Comme Quand On Dit: « C’est Du Béton ».

Saviez-vous que le béton est le matériau minéral le plus utilisé dans le monde après l’eau? Non. Vous ne le saviez pas. Vous ne le saviez pas parce qu’il n’y a pas d’océan de béton sur lequel le soleil se couche et près duquel vous élancez vos rêves vers des horizons favorables. Alors qui pense au béton comme objet de consommation courant? Personne. Pourtant, nos vies reposent, bien souvent, sur le béton. Je n’ai pas besoin de vous énumérer les endroits où le béton s’avère utile. Je suis persuadée que vous savez vous débrouiller pour trouver ses usages autour de vous. Non, j’ai plutôt envie de vous emmener ailleurs. C’est ma grande spécialité ça, l’ailleurs. Peut-être parce que je suis si attachée à ma table de travail, jour et nuit. Peut-être aussi parce que mes plus grands voyages sont surtout intérieurs. Quand j’écris sur un sujet, j’arrive souvent à trouver un angle peu commun, jamais exploité. Ça ne fonctionne pas toujours remarqué. La métaphore n’est pas toujours heureuse, mais considérez un peu celle-ci.

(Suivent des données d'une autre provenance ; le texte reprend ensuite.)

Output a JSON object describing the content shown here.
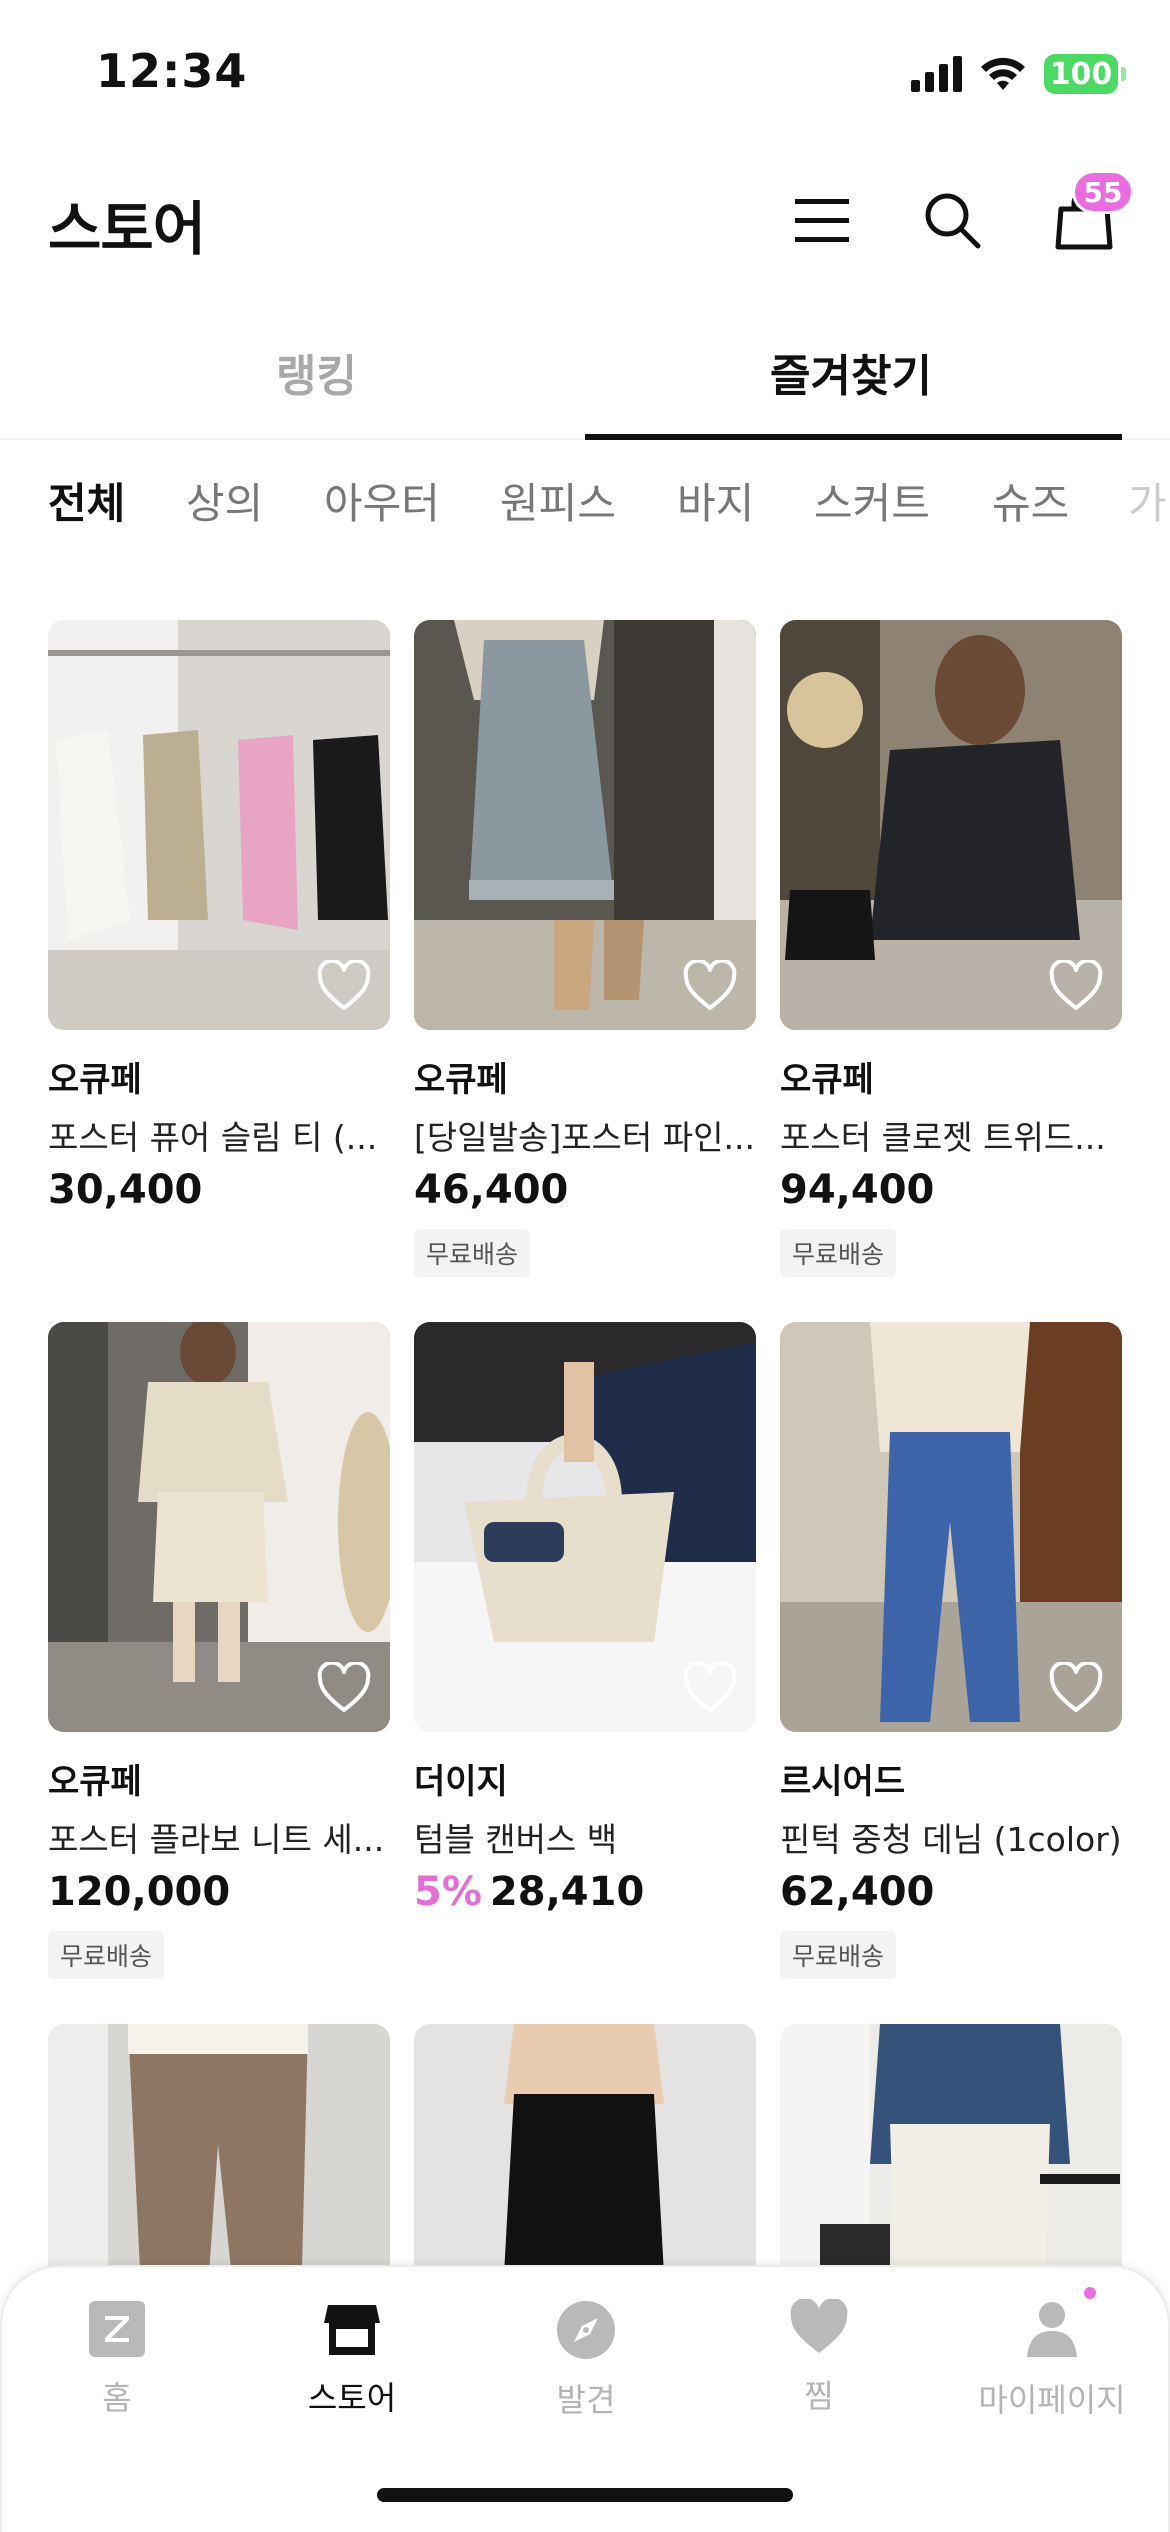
{
  "status": {
    "time": "12:34",
    "battery": "100"
  },
  "header": {
    "title": "스토어",
    "cart_count": "55"
  },
  "tabs": [
    {
      "label": "랭킹",
      "active": false
    },
    {
      "label": "즐겨찾기",
      "active": true
    }
  ],
  "categories": [
    "전체",
    "상의",
    "아우터",
    "원피스",
    "바지",
    "스커트",
    "슈즈",
    "가"
  ],
  "products": [
    {
      "brand": "오큐페",
      "name": "포스터 퓨어 슬림 티 (...",
      "price": "30,400",
      "discount": "",
      "shipping": ""
    },
    {
      "brand": "오큐페",
      "name": "[당일발송]포스터 파인...",
      "price": "46,400",
      "discount": "",
      "shipping": "무료배송"
    },
    {
      "brand": "오큐페",
      "name": "포스터 클로젯 트위드...",
      "price": "94,400",
      "discount": "",
      "shipping": "무료배송"
    },
    {
      "brand": "오큐페",
      "name": "포스터 플라보 니트 세...",
      "price": "120,000",
      "discount": "",
      "shipping": "무료배송"
    },
    {
      "brand": "더이지",
      "name": "텀블 캔버스 백",
      "price": "28,410",
      "discount": "5%",
      "shipping": ""
    },
    {
      "brand": "르시어드",
      "name": "핀턱 중청 데님 (1color)",
      "price": "62,400",
      "discount": "",
      "shipping": "무료배송"
    }
  ],
  "bottom_nav": [
    {
      "label": "홈",
      "icon": "z-logo-icon",
      "active": false
    },
    {
      "label": "스토어",
      "icon": "store-icon",
      "active": true
    },
    {
      "label": "발견",
      "icon": "compass-icon",
      "active": false
    },
    {
      "label": "찜",
      "icon": "heart-icon",
      "active": false
    },
    {
      "label": "마이페이지",
      "icon": "person-icon",
      "active": false
    }
  ],
  "colors": {
    "accent_pink": "#ea6ce1",
    "discount_pink": "#e36fd4",
    "battery_green": "#4cd964"
  }
}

Quand on habite au Québec, on sait très bien que le béton est une partie intégrante de la vie économique. C’est peut-être pourquoi nous avons développés cette expression: « c’est du béton » ou « c’est béton ». Je ne sais pas. De toute façon, je me demande bien à quoi peut bien servir cette expression aujourd’hui. Qu’est-ce qui est encore béton? Et qu’est-ce que ça signifie exactement, cette expression. Je pense, évidement, que ça signifie que la chose ainsi qualifiée est solide. Pas de grandes surprises ici.

Ce qui est plus étonnant, c’est que nous n’employons plus cette expression pour désigner les relations humaines. On ne dit plus « c’est du béton » en parlant de nos relations familiales, amicales ou amoureuses. Pourquoi? Est-ce l’incertitude liée à cette habitude que nous avons prise d’être chacun, chacune, dans notre bulle individualiste? Serait-ce parce qu’ayant perdu le sens de la fluidité entre nous, la peur de déranger l’autre nous empêche désormais de se lier à l’autre. Alors, nous restons là, accablé de solitude, à tester les limites de cet enfermement. N’osant plus téléphoner à l’autre, nous nous figeons dans des postures craintives. Avons-nous à ce point perdu le courage ensoleillé d’aimer? J’observe tout autour de moi, la multiplication des vies parallèles. Non seulement nous vivons les uns à côté des autres sans jamais nous mélanger au point de nous perdre un peu ou beaucoup, mais nous vivons avec nous même comme si les parties de nous avaient des vies parallèles. Nous oublions trop souvent que nous sommes un et indivisible, unique en notre genre et que ce sont toutes ces parties de nous qui forment ce tout si attachant. Nous comme alliage de diverses composantes, c’est du béton. Revenir à cette unité fondamentale requiert un grand sens de l’accueil. C’est peut-être pourquoi nos sociétés sont tellement fascinée par la psychologie bouddhiste. Au centre de celle-ci, la notion d’un centre indivisible et lumineux. Ce centre est indestructible. Il ne peut subir de fission. Il échappe aux lois de la physique. Il échappe à toutes les lois sauf aux lois spirituelles du bouddhisme. Et ce centre qui se trouve en chacun de nous se trouve à la périphérie d’une multitude d’autres centres ce qui lie un être à un autre au final. Donc, ce qui me lie à tout autre que moi dans ce qu’il y a chez eux et chez elles d’indestructible.

Si jamais vous devez travailler avec du béton ou que vous déambuliez sur un trottoir ou que vous observiez un édifice fait de cette matière, prenez un moment pour méditer sur le sens de vos relations et sur la profondeur du lien qui vous unit vous avec vous-même et vous avec les autres et votre environnement. Peut-être qu’à force de méditer sur le lien, nous arriverons à retrouver le sens d’une communauté béton.